Question

g To what volume (in mL) should 5.07 mL of an 6.82 M acetic acid solution be diluted in order to obtain a final solution that is 0.49 M

Answer 1

Answer:

The volume of the solution must be increased to 71.429 millimeters by adding 66.359 millimeters of solute to reduce molarity from 6.82 M to 0.49 M.

Explanation:

The molarity is a unit used for solution that is equivalent to the amount of moles of solute per unit volume of solution. That is:

$M = \frac{n_{st}}{V_{sol}}$

Where:

$n_{st}$ - Amount of moles of solute, measured in moles.

$V_{sol}$ - Volume of the solution, measured in liters.

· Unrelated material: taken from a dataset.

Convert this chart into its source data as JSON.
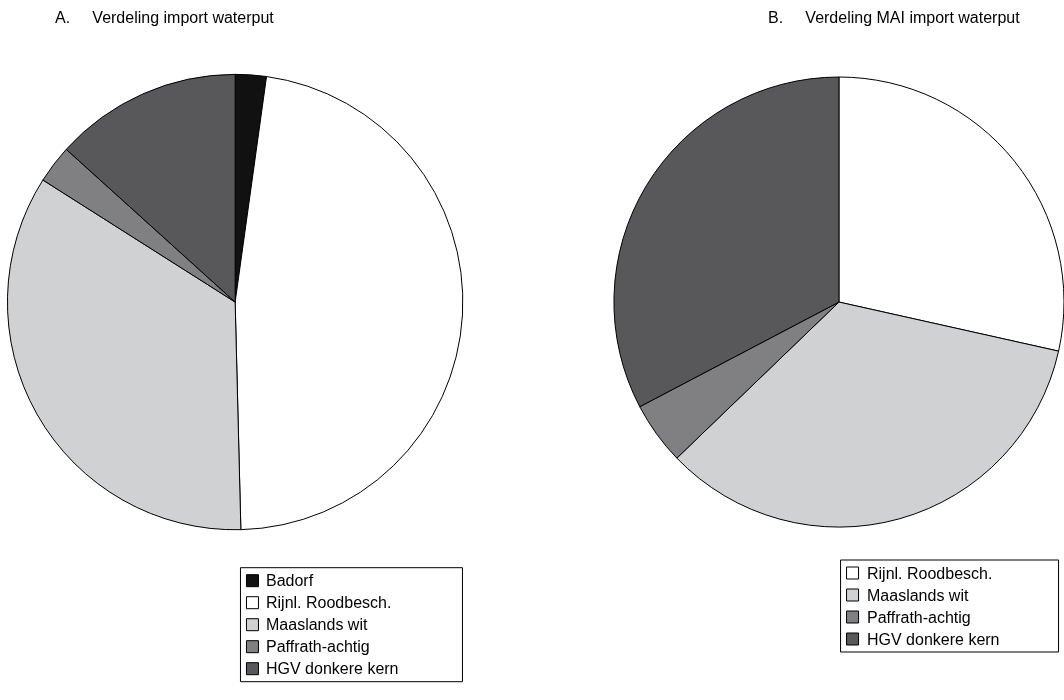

To reduce the molarity of the solution, more millimeters of solvent should be added. Firstly, the amount of moles of acetic acid inside the 6.82 M solution needs to be determined ($M_{o} = 6.82\,M$ and $V_{sol} = 5.07\times 10^{-3}\,L$):

$n_{st} = M_{o}\cdot V_{sol}$

$n_{st} = (6.82\,M)\cdot (5.07\times 10^{-3}\,L)$

$n_{st} = 0.035\,mol$

Now, the resulting volume of solution after diluting the acetic acid solution is: ($M_{f} = 0.49\,M$ and $n_{st} = 0.035\,mol$):

$V_{sol} = \frac{n_{st}}{M_{f}}$

$V_{sol} = \frac{0.035\,mol}{0.49\,M}$

$V_{sol} = 71.429\times 10^{-3}\,L$

$V_{sol} = 71.429\,mL$ (1 L = 1000 mL)

The amount of solvent needed to dilute the solution is:

$\Delta V_{sol} = 71.429\times 10^{-3}\,L - 5.07\times 10^{-3}\,L$

$\Delta V_{sol} = 66.359 \times 10^{-3}\,L$

$\Delta V_{sol} = 66.359\,mL$ (1 L = 1000 mL)

The volume of the solution must be increased to 71.429 millimeters by adding 66.359 millimeters of solute to reduce molarity from 6.82 M to 0.49 M.